The design requirements for development along Leesburg’s gateway corridors will remain unchanged, at least for now.
The Town Council on Tuesday did not vote on a proposed ordinance to repeal the H-2 Overlay District, zoning rules that apply to land outside the Old and Historic District along King Street (north and south), and Market Street (east and west) to the town’s corporate limits.
Debate over whether to drop the district began six months ago, when four council members called for a review of the architectural guidelines, labeling them as ineffective in delivering the quality of development reflective of Leesburg’s character. At that time, Mayor David Butler and council members Tom Dunn, Suzanne Fox, and Bruce Gemmill supported the repeal, with Vice Mayor Kelly Burk abstaining.
Some of those same council members declined to take action last night when an ordinance to formally repeal the district was on the table. Instead they adopted a resolution to convene a working group composed of members of the Board of Architectural Review and Planning Commission to report back to the council next summer with recommendations to improve the district’s design. The council also initiated a Zoning Ordinance amendment to reinstitute the H-2 design guidelines for signage in the Crescent Design District until a full review of sign rules can be complete. The resolution passed by a vote of 5-1-1, with Butler opposed and Gemmill absent for the vote.
The H-2 district and its design guidelines were created in 1990, following legislation passed by the General Assembly in 1987 that permitted localities to create architectural control districts. According to town Preservation Planner Tom Scofield, the Leesburg Town Council at the time was one among the localities pressing for that authority, with the goal of creating a more “cohesive” design along its gateways to better blend with the downtown historic district. The council tasked the BAR with implementing the H-2 design guidelines. The BAR jurisdiction of the H-2 District covers exterior building alterations, including color schemes, new construction and site plans, lighting, demolition, building relocation, fences, walls and signs.
According to Scofield, 25 percent of the applications coming before the BAR since 1992 have been for properties in the H-2 District and about two-thirds of those applications have been for signs.
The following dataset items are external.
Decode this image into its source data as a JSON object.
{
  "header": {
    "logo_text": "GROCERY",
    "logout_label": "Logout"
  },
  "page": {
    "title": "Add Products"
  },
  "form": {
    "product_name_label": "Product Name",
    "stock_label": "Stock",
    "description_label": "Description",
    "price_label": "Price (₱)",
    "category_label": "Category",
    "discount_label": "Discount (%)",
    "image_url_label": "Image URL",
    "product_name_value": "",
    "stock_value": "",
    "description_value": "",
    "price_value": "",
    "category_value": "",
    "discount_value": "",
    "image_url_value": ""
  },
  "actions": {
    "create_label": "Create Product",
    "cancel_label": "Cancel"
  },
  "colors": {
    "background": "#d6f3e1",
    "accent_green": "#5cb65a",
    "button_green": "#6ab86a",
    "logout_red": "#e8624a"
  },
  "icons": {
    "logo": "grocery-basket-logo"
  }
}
In 2008, fearing that the H-2 was not “achieving the desired outcomes,” Scofield said, the council formed a steering committee to recommend changes to the H-2 design guidelines, as well as to the district as a whole. A slew of recommendations was brought forward to the council in 2009, but very few were implemented. That committee noted that the design guidelines in place seemed to be “too general” and should be strengthened to better reflect Leesburg’s identity.
“It’s very apparent when you see the [staff] presentation how important this district actually is,” Burk said Tuesday, prior to the council vote. “We need to make sure we are protecting our entrance ways. Perhaps it needs to be tweaked but it most certainly needs to stay in place until we find something better.”
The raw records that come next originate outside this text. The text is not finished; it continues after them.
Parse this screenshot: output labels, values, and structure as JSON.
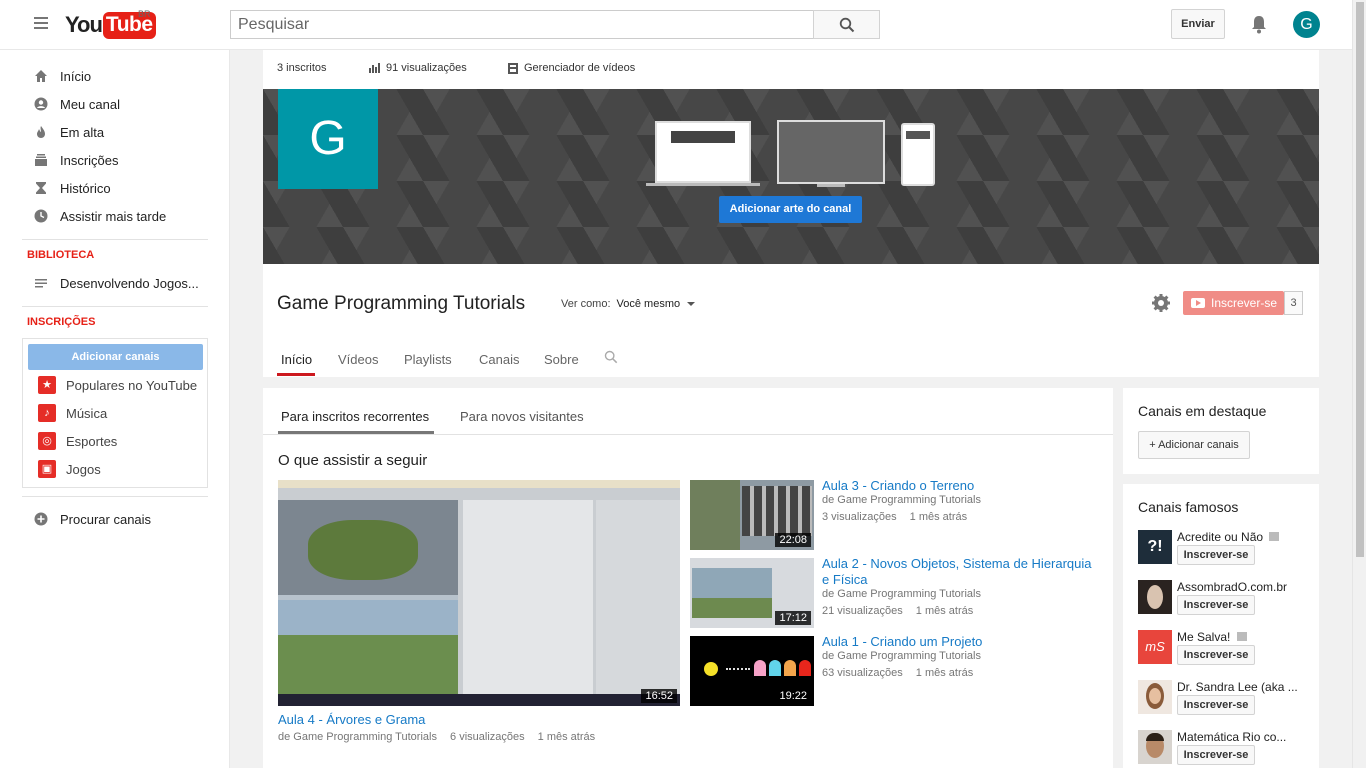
{
  "topbar": {
    "logo_you": "You",
    "logo_tube": "Tube",
    "region": "BR",
    "search_placeholder": "Pesquisar",
    "upload_label": "Enviar",
    "avatar_letter": "G"
  },
  "sidebar": {
    "nav": [
      {
        "label": "Início",
        "icon": "home-icon"
      },
      {
        "label": "Meu canal",
        "icon": "account-icon"
      },
      {
        "label": "Em alta",
        "icon": "flame-icon"
      },
      {
        "label": "Inscrições",
        "icon": "subscriptions-icon"
      },
      {
        "label": "Histórico",
        "icon": "hourglass-icon"
      },
      {
        "label": "Assistir mais tarde",
        "icon": "clock-icon"
      }
    ],
    "library_title": "BIBLIOTECA",
    "library_items": [
      {
        "label": "Desenvolvendo Jogos...",
        "icon": "playlist-icon"
      }
    ],
    "subs_title": "INSCRIÇÕES",
    "add_channels_label": "Adicionar canais",
    "subs": [
      {
        "label": "Populares no YouTube",
        "icon": "star-icon"
      },
      {
        "label": "Música",
        "icon": "music-icon"
      },
      {
        "label": "Esportes",
        "icon": "basketball-icon"
      },
      {
        "label": "Jogos",
        "icon": "gamepad-icon"
      }
    ],
    "browse_label": "Procurar canais"
  },
  "channel": {
    "subscribers": "3 inscritos",
    "views": "91 visualizações",
    "video_manager": "Gerenciador de vídeos",
    "avatar_letter": "G",
    "add_art_label": "Adicionar arte do canal",
    "title": "Game Programming Tutorials",
    "view_as_label": "Ver como:",
    "view_as_value": "Você mesmo",
    "subscribe_label": "Inscrever-se",
    "subscribe_count": "3",
    "tabs": [
      "Início",
      "Vídeos",
      "Playlists",
      "Canais",
      "Sobre"
    ]
  },
  "main": {
    "subtabs": [
      "Para inscritos recorrentes",
      "Para novos visitantes"
    ],
    "section_title": "O que assistir a seguir",
    "featured_video": {
      "title": "Aula 4 - Árvores e Grama",
      "channel": "de Game Programming Tutorials",
      "views": "6 visualizações",
      "ago": "1 mês atrás",
      "duration": "16:52"
    },
    "videos": [
      {
        "title": "Aula 3 - Criando o Terreno",
        "channel": "de Game Programming Tutorials",
        "views": "3 visualizações",
        "ago": "1 mês atrás",
        "duration": "22:08"
      },
      {
        "title": "Aula 2 - Novos Objetos, Sistema de Hierarquia e Física",
        "channel": "de Game Programming Tutorials",
        "views": "21 visualizações",
        "ago": "1 mês atrás",
        "duration": "17:12"
      },
      {
        "title": "Aula 1 - Criando um Projeto",
        "channel": "de Game Programming Tutorials",
        "views": "63 visualizações",
        "ago": "1 mês atrás",
        "duration": "19:22"
      }
    ]
  },
  "right": {
    "featured_title": "Canais em destaque",
    "add_channels_label": "+ Adicionar canais",
    "famous_title": "Canais famosos",
    "subscribe_label": "Inscrever-se",
    "famous": [
      {
        "name": "Acredite ou Não"
      },
      {
        "name": "AssombradO.com.br"
      },
      {
        "name": "Me Salva!"
      },
      {
        "name": "Dr. Sandra Lee (aka ..."
      },
      {
        "name": "Matemática Rio co..."
      }
    ]
  },
  "colors": {
    "brand_red": "#e62117",
    "link_blue": "#167ac6",
    "accent_blue": "#1e78d6",
    "avatar_teal": "#0097a7"
  }
}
Dunn expressed his frustration that review of the H-2, something he noted that the council had set as a top planning priority several years ago, had yet to be undertaken by town planning staff.
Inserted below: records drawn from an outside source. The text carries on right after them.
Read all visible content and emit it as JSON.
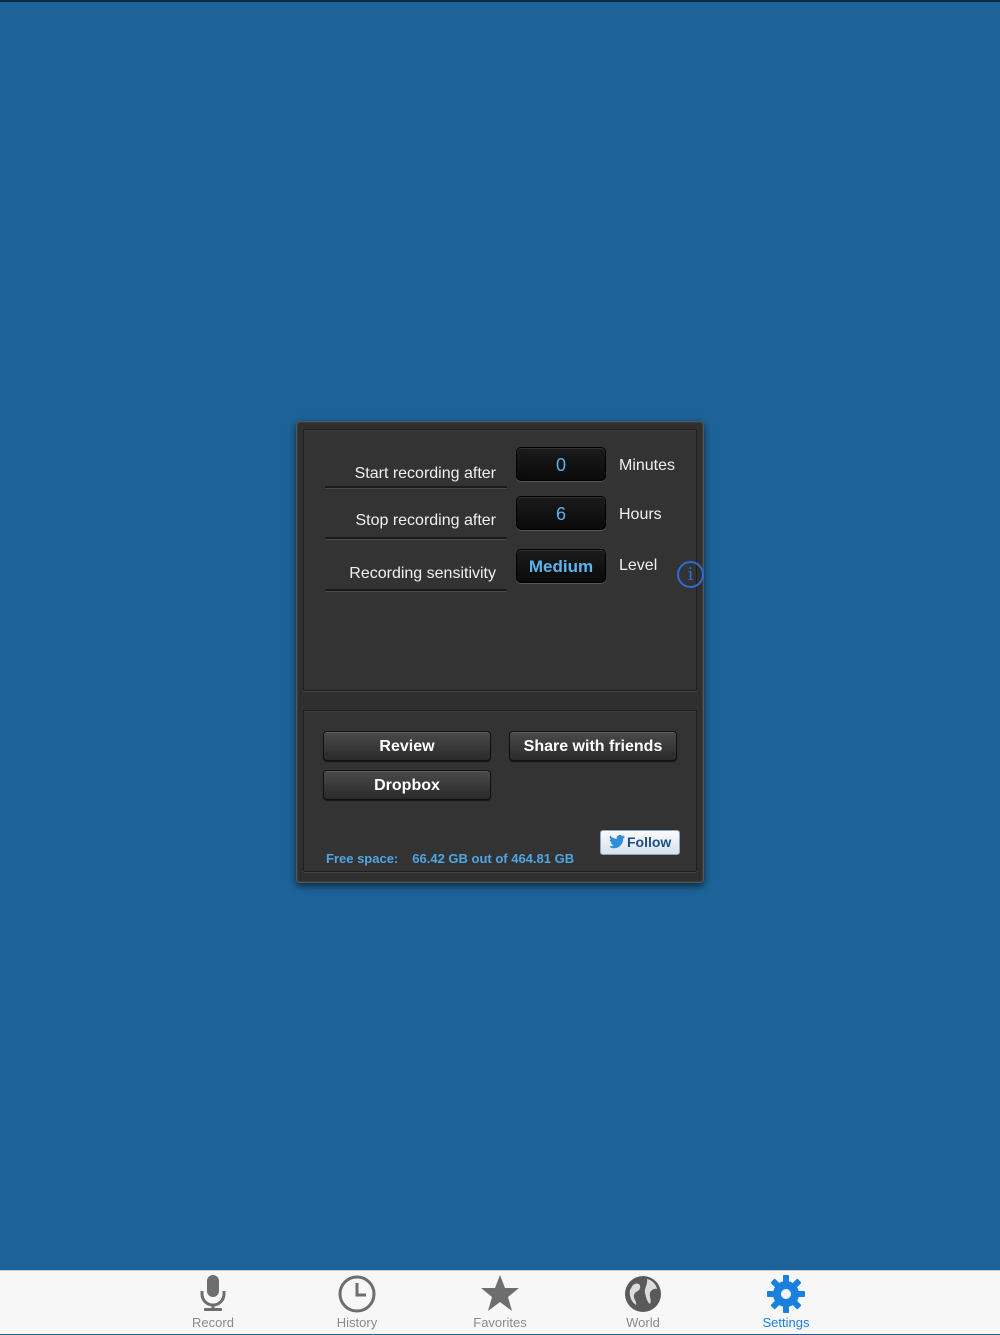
{
  "settings": {
    "start": {
      "label": "Start recording after",
      "value": "0",
      "unit": "Minutes"
    },
    "stop": {
      "label": "Stop recording after",
      "value": "6",
      "unit": "Hours"
    },
    "sensitivity": {
      "label": "Recording sensitivity",
      "value": "Medium",
      "unit": "Level"
    },
    "info_glyph": "i"
  },
  "buttons": {
    "review": "Review",
    "share": "Share with friends",
    "dropbox": "Dropbox",
    "follow": "Follow"
  },
  "storage": {
    "label": "Free space:",
    "value": "66.42 GB out of 464.81 GB"
  },
  "tabbar": {
    "items": [
      {
        "label": "Record",
        "icon": "microphone-icon",
        "active": false
      },
      {
        "label": "History",
        "icon": "clock-icon",
        "active": false
      },
      {
        "label": "Favorites",
        "icon": "star-icon",
        "active": false
      },
      {
        "label": "World",
        "icon": "globe-icon",
        "active": false
      },
      {
        "label": "Settings",
        "icon": "gear-icon",
        "active": true
      }
    ]
  },
  "colors": {
    "background": "#1d6399",
    "accent": "#5ab4ee",
    "tab_active": "#1a80e0"
  }
}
“I want our H-2 and other parts of town to look even better. I want us to raise our standards,” Dunn said. “We set this priority over four years ago and since then next to nothing has happened on it. That’s a council-directed priority and staff dragged their feet. That’s the problem.”
The vote was followed by a contentious round of procedural maneuvering.
Immediately after the vote, Dunn put forward a motion to reconsider the approved motion. He cited Robert’s Rules of Order and said, if a motion to reconsider is put forward the same night as a resolution is passed, it cannot be rescinded at a future meeting. When Burk asked for an opinion from Town Attorney Barbara Notar, Butler initially declined to allow that, then said it was her only opportunity to ask for Notar’s insight. Notar disagreed with Dunn’s assertion, to which the council member remarked she should review that section of Robert’s Rules again.
Martinez took issue with Butler’s objection to allowing Notar to speak, saying that if the mayor was not going to allow her to provide an opinion on Robert’s Rules then he needed to appoint a council parliamentarian.
The motion to reconsider did not pass, with only Dunn in support. Following that vote, Planning and Zoning Director Susan Berry-Hill attempted to ask the council if it wished to make a motion on the ordinance to repeal. Butler replied that because there was no motion made on that item he would move it to the next public hearing. Martinez chastised him, asking the mayor to “be civil.”
“You don’t need to treat people the way you are treating them,” he said to Butler.
“I’m being perfectly civil,” Butler replied. “Just follow the rules of procedure and we’ll be OK.”